Evidence proved to be in short supply. No witnesses claimed they'd seen Patterson come or go, and there was no physical evidence linking him to the crime. Fingerprints found at the scene did not match the Apache Ranger's. Bloody shoe prints also provided no corroboration. No hair or fiber samples put Patterson in the house, and none of his clothes turned up with the blood of the victims—and there must have been plenty of blood.
Lieutenant Patterson calls his son "a pioneer" in accusing Area Two detectives of torture, and the description is accurate. Aaron Patterson leveled his accusations on May 2, 1986, at his very first court appearance, three days after his arrest. While other men had previously claimed to have been tortured at Area Two, when Patterson told his story those claims had no currency. No one in any position of authority outside the police department (and, one might suspect, the state's attorney's office) knew that Patterson was just one of many African-Americans who had made the same claim against a small gang of south-side detectives and their commander, Jon Burge.
Patterson's claim was entered into the court record three years before attorneys from the People's Law Office began to see a pattern and started compiling a list that eventually included more than 60 alleged victims; four years before the Reader reported that Commander Burge had been accused of electric shock as far back as 1973; four years before Office of Professional Standards investigator Michael Goldston wrote a report stating that the abuse had been systematic and included "planned torture"; five years before Amnesty International called for an inquiry; seven years before Jon Burge was dismissed by the Police Board for the "physical abuse" of cop killer Andrew Wilson; ten years before the city of Chicago's own attorneys argued in federal court that Burge engaged in the "savage torture" of Wilson and a man named Melvin Jones; and 13 years before the Area Two victims—11 of whom are awaiting execution—pricked the conscience of the Tribune's editorial page, which called for a judicial inquiry for the first time on July 31, 1999. (The Sun-Times had expressed its concern seven months earlier.)

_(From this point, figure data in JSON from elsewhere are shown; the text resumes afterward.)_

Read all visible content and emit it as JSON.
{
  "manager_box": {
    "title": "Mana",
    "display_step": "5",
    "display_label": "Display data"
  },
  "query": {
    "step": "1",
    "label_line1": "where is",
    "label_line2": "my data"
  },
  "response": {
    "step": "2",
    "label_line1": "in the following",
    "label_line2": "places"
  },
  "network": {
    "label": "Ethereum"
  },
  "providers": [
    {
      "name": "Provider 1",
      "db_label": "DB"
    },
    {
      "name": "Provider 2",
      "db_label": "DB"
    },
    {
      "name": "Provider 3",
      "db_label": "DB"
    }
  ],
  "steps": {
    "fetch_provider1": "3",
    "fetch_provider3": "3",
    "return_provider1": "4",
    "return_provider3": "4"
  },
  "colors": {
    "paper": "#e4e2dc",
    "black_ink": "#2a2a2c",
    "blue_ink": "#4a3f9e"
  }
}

Patterson showed a certain self-confidence in that first court appearance, a self-confidence that many might label reckless. It was a bond hearing—a session in which a judge is merely supposed to set bail for the accused, not make any determination of guilt or innocence. Patterson appeared with no attorney, refusing the services of both the public defender's office and the lawyer representing codefendant Eric Caine, who did her best to protect Patterson by warning him to keep his mouth shut. Nonetheless Patterson persisted, trying to interrupt the proceedings and finally getting a nod from the judge that he could say something. Without hesitation, he claimed to have been suffocated with a plastic bag.